The replacements at second base were mediocre this season. Derek Dietrich was the best of them, but his season had question marks. He got on base well, partly from a swing-free approach and partly because he got hit by pitches at an extreme rate. But his defensive struggles were real and went beyond the errors he committed. Miami demoted him to get his glove fixed, and when he did return, he did not exactly hit well. In the end his line was decent, but unspectacular.

Donovan Solano and Ed Lucas were their usual bad selves. The Marlins did not entertain the option of Enrique Hernandez at second base all that much. In total, the position was a disaster in 2014.

Saltalamacchia: The Question Mark

Salty had his worst year in the last four years at the plate while arriving in Miami. One could blame the new park or new pitching environment, but despite an increase in walks, there are definite scary risk factors for a decline in Saltalamacchia's game if his bat continues this way.
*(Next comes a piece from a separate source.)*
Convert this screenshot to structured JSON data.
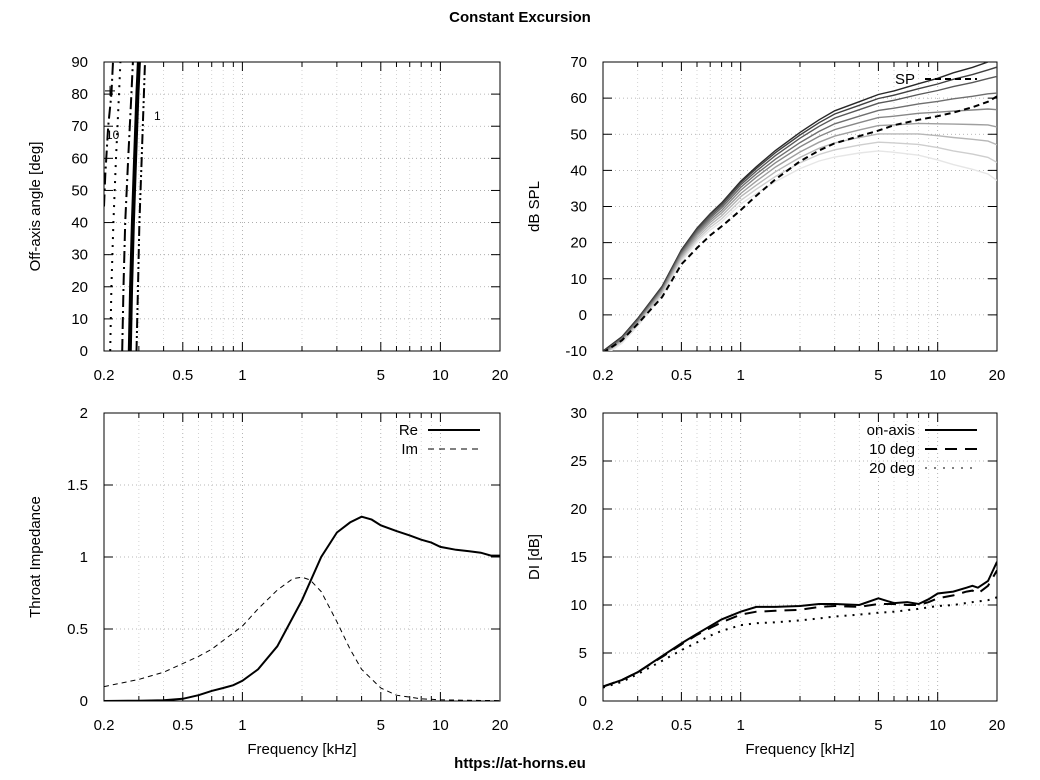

The loss in power was particularly disappointing; Salty hit just 11 home runs and posted a .142 ISO, both representing four-year lows.

The defense was also a major question mark and could come under more fire in 2015. This year, not only did Salty struggle in throwing out runners, but his pitch framing came into major question according to the defensive stats. Overall, he is a huge question mark going into 2015.

Hechavarria: The Defensive Enigma

The question of Hechavarria will always come down to defense. His bat is what it is; even after improving by leaps and bounds, mostly from a bounce back in BABIP, Hechavarria still was worth 12 runs below average at the plate. The question is whether his defense is there or not. If the spectrum of his defense falls to the negative end, as the zone-based metrics seem to think, then he is close to a replacement-level player. If it falls towards the Gold Glove-level talent that some of the scouting folks and the team seem to think, then he is closer to a league-average player. Likely, however, he is somewhere in between that spectrum. Sadly, that may make him one of the better infielders in this ugly tandem heading into 2015.